Erken İlkyaz Muştusu

İlkyaz, güler yüzünü erken gösterdi. Güneş iyice ısıtamasa da mevsim dönümüne uyum çabasındaki bedenlerimizi ‘ılıtıyor’.

Lodos, incecikten ‘rahmet’ getiriyor; “yağsın yağmur çisil çisil, gel gidelim usul usul / Bilemezsin seni nasıl, seni nasıl seviyorum”

Fırsat bu fırsat; bir serçecik, kuytudaki zakkumun narin dalına konmuş, yapraklardan süzülen yağmur sularıyla yıkanıyor. Kâh kanatlarını suya açıp kâh gagasını tüylerinin altına soka çıkara, kışın kirinden pasından arınıyor.

İstanbul Boğazı‘nın koyu laciverti, lodosta köpüklenip ‘su yeşili’ne döndü. Beykoz sahilinde güngörmüş bir çift, ikindi güneşinin beyaz bulutlar arasından gönderdiği huzmelerle denizde oluşan renk kuşaklarını heyecanla birbirine gösteriyor. Beyaz saçlı adam, kumral güzeli zarif kadının iri gözlerinde parlayıp sönen koyu yeşil menevişlere dalıp gidiyor arada bir.

Boğaz‘ın simgesi erguvanların açması için nisan sonu beklenecek. Ömrü yalnızca birkaç haftadır; kıyılar dolusu o pembe – mor çiçekleri görme vakti kaçırılmaya!

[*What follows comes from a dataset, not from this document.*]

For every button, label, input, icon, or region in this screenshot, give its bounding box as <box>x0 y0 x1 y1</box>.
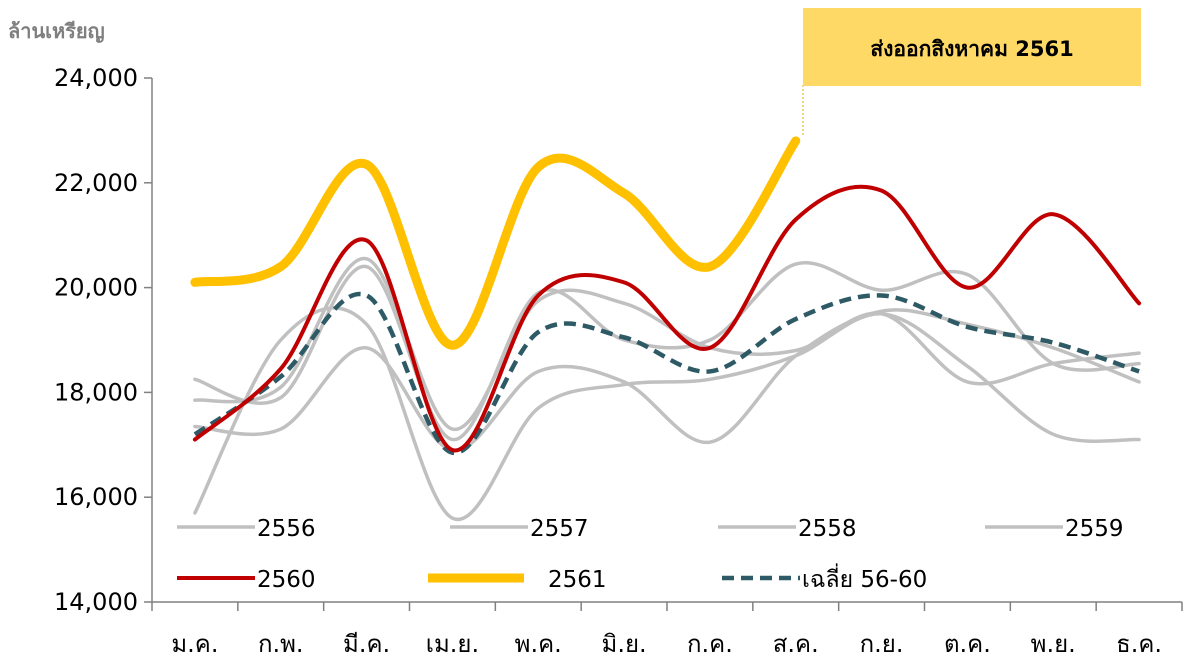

Gerçi şimdi de karşı yakada, güneşin ramp ışıklarıyla sahneye çıkardığı Kalender Tepesi koruluğu, dalgalarda süzülen süt beyazı bir tekne, denizin renk şeritleriyle resimsi (pitoresk) bir bayram coşkusu yaratıyor içinizde.

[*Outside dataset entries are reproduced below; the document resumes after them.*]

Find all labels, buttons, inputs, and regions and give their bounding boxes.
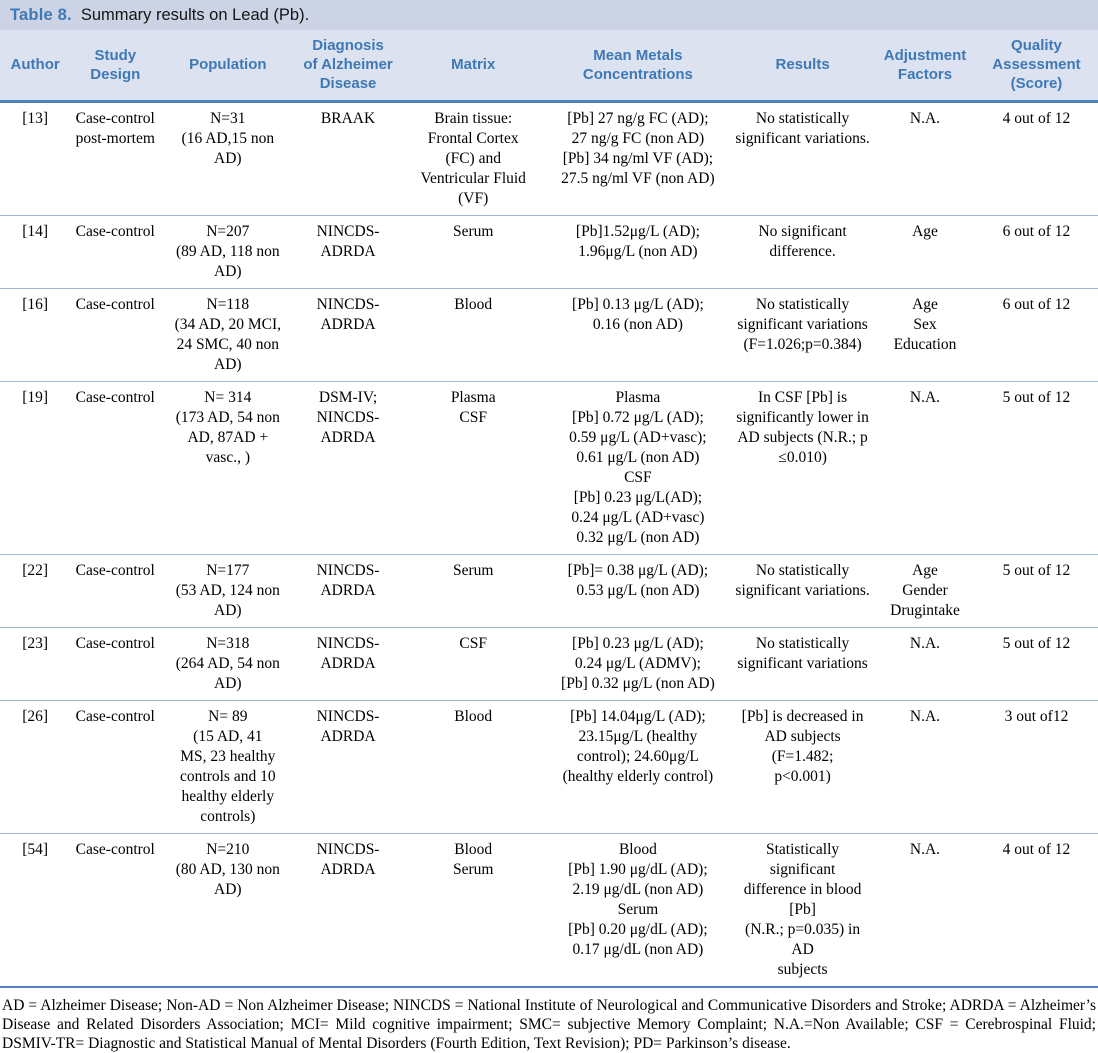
cell-author: [54] [0,833,71,988]
cell-adjustment: N.A. [875,833,975,988]
cell-mean-metals: [Pb]= 0.38 μg/L (AD); 0.53 μg/L (non AD) [545,554,731,628]
cell-quality: 4 out of 12 [974,833,1098,988]
cell-quality: 5 out of 12 [974,554,1098,628]
cell-results: No statistically significant variations … [730,288,876,382]
cell-author: [22] [0,554,71,628]
cell-mean-metals: [Pb] 0.23 μg/L (AD); 0.24 μg/L (ADMV); [… [545,627,731,701]
cell-population: N=118 (34 AD, 20 MCI, 24 SMC, 40 non AD) [160,288,296,382]
cell-diagnosis: BRAAK [295,101,401,216]
table-row: [23] Case-control N=318 (264 AD, 54 non … [0,627,1098,701]
cell-matrix: Plasma CSF [400,381,546,555]
cell-author: [13] [0,101,71,216]
cell-population: N=207 (89 AD, 118 non AD) [160,215,296,289]
column-header-population: Population [160,30,296,103]
table-title-bar: Table 8. Summary results on Lead (Pb). [0,0,1098,30]
cell-results: No significant difference. [730,215,876,289]
cell-study-design: Case-control [70,288,161,382]
cell-mean-metals: [Pb] 14.04μg/L (AD); 23.15μg/L (healthy … [545,700,731,834]
cell-diagnosis: NINCDS- ADRDA [295,833,401,988]
cell-results: [Pb] is decreased in AD subjects (F=1.48… [730,700,876,834]
cell-results: No statistically significant variations. [730,101,876,216]
cell-results: No statistically significant variations. [730,554,876,628]
cell-author: [14] [0,215,71,289]
cell-author: [16] [0,288,71,382]
cell-diagnosis: NINCDS- ADRDA [295,215,401,289]
cell-quality: 5 out of 12 [974,627,1098,701]
cell-mean-metals: [Pb] 0.13 μg/L (AD); 0.16 (non AD) [545,288,731,382]
cell-study-design: Case-control post-mortem [70,101,161,216]
cell-adjustment: N.A. [875,627,975,701]
cell-matrix: Blood [400,288,546,382]
cell-adjustment: Age Gender Drugintake [875,554,975,628]
table-row: [22] Case-control N=177 (53 AD, 124 non … [0,554,1098,628]
cell-quality: 4 out of 12 [974,101,1098,216]
cell-diagnosis: NINCDS- ADRDA [295,627,401,701]
column-header-study-design: Study Design [70,30,161,103]
cell-matrix: Serum [400,554,546,628]
cell-matrix: Blood Serum [400,833,546,988]
cell-diagnosis: NINCDS- ADRDA [295,700,401,834]
cell-matrix: Brain tissue: Frontal Cortex (FC) and Ve… [400,101,546,216]
table-row: [54] Case-control N=210 (80 AD, 130 non … [0,833,1098,988]
cell-results: No statistically significant variations [730,627,876,701]
cell-population: N=318 (264 AD, 54 non AD) [160,627,296,701]
column-header-mean-metals: Mean Metals Concentrations [545,30,731,103]
table-number-label: Table 8. [10,5,72,24]
cell-diagnosis: NINCDS- ADRDA [295,288,401,382]
column-header-quality: Quality Assessment (Score) [974,30,1098,103]
column-header-results: Results [730,30,876,103]
cell-study-design: Case-control [70,215,161,289]
table-caption: Summary results on Lead (Pb). [80,5,310,24]
summary-results-table: Author Study Design Population Diagnosis… [0,30,1098,988]
cell-adjustment: N.A. [875,101,975,216]
cell-results: Statistically significant difference in … [730,833,876,988]
cell-population: N=31 (16 AD,15 non AD) [160,101,296,216]
cell-mean-metals: Plasma [Pb] 0.72 μg/L (AD); 0.59 μg/L (A… [545,381,731,555]
cell-results: In CSF [Pb] is significantly lower in AD… [730,381,876,555]
cell-population: N= 314 (173 AD, 54 non AD, 87AD + vasc.,… [160,381,296,555]
table-row: [26] Case-control N= 89 (15 AD, 41 MS, 2… [0,700,1098,834]
cell-study-design: Case-control [70,700,161,834]
cell-quality: 6 out of 12 [974,288,1098,382]
table-row: [13] Case-control post-mortem N=31 (16 A… [0,101,1098,216]
header-row: Author Study Design Population Diagnosis… [0,30,1098,103]
cell-population: N=177 (53 AD, 124 non AD) [160,554,296,628]
cell-matrix: Serum [400,215,546,289]
column-header-matrix: Matrix [400,30,546,103]
column-header-diagnosis: Diagnosis of Alzheimer Disease [295,30,401,103]
cell-diagnosis: NINCDS- ADRDA [295,554,401,628]
cell-mean-metals: Blood [Pb] 1.90 μg/dL (AD); 2.19 μg/dL (… [545,833,731,988]
cell-adjustment: Age [875,215,975,289]
cell-adjustment: Age Sex Education [875,288,975,382]
cell-study-design: Case-control [70,381,161,555]
cell-study-design: Case-control [70,554,161,628]
abbreviations-footnote: AD = Alzheimer Disease; Non-AD = Non Alz… [2,996,1096,1052]
cell-author: [23] [0,627,71,701]
cell-mean-metals: [Pb]1.52μg/L (AD); 1.96μg/L (non AD) [545,215,731,289]
cell-matrix: CSF [400,627,546,701]
cell-quality: 6 out of 12 [974,215,1098,289]
cell-quality: 5 out of 12 [974,381,1098,555]
table-row: [16] Case-control N=118 (34 AD, 20 MCI, … [0,288,1098,382]
column-header-author: Author [0,30,71,103]
cell-adjustment: N.A. [875,381,975,555]
table-row: [19] Case-control N= 314 (173 AD, 54 non… [0,381,1098,555]
cell-matrix: Blood [400,700,546,834]
cell-population: N= 89 (15 AD, 41 MS, 23 healthy controls… [160,700,296,834]
cell-study-design: Case-control [70,627,161,701]
cell-quality: 3 out of12 [974,700,1098,834]
cell-diagnosis: DSM-IV; NINCDS- ADRDA [295,381,401,555]
cell-adjustment: N.A. [875,700,975,834]
table-row: [14] Case-control N=207 (89 AD, 118 non … [0,215,1098,289]
cell-study-design: Case-control [70,833,161,988]
cell-author: [26] [0,700,71,834]
column-header-adjustment: Adjustment Factors [875,30,975,103]
cell-population: N=210 (80 AD, 130 non AD) [160,833,296,988]
cell-mean-metals: [Pb] 27 ng/g FC (AD); 27 ng/g FC (non AD… [545,101,731,216]
cell-author: [19] [0,381,71,555]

Garibim deniz canlıları, Boğaz’da akıntının yönü Marmara’dan Karadeniz’e dönünce ‘orkoz etkisi’yle önce kendileri sarhoş olup su yüzüne vuruyor, sonra  meyhanelere düşüyor! Nevizade’de, içten kahkahalar atan güzel kadınlarla süslenmiş masalarda çıtır çıtır istavritler, kalamarlar, aslan sütü eşliğinde cana can katıyor.

BU DA ÖTEKİ TÜRKİYE

Ülkemizin öteki yüzünde ise ne yazık ki kan, gözyaşı, ıstırap dinmiyor.

Güneydoğu’da terör, durmaksızın can alıyor. Okullar, hastaneler bombalanıyor, yaralılar haftalarca evlerde mahsur kalıyor.

‘Dünya savaşına dönüşme’ tehdidiyle yürekleri ağza getiren Suriye’deki savaştan kaçanların her gün neredeyse onlarcasını, el kadar bebeleriyle birlikte Ege Denizi yutuyor.

Kişi hak ve özgürlüklerine, çağdaş yaşamlara, sanata, sanatçılara, medyaya saldırılar gün gittikçe daha da artıyor.

Akademisyen kimliği de olan koskoca bir bakan, atanamayınca canına kıymayı göze alan öğretmenleri, ‘gösteriş yapmakla’ suçlayabiliyor.

Mahpus damlarında yaşamı karartılan aydınlar, işsiz gençler, çocuk gelinler, şiddet mağduru kadınlar… ‘kışı bitmeyen’ öbür Türkiye’nin, mutluluk çiçekleri açmak için ‘uzak bahar’ı bekleyen sancılı tomurcukları!

GRAM GRAM ‘EPİGRAM’

Ölümsüz Platon’un / Ölsek de döneceğiz / Dediği dünya bu muydu?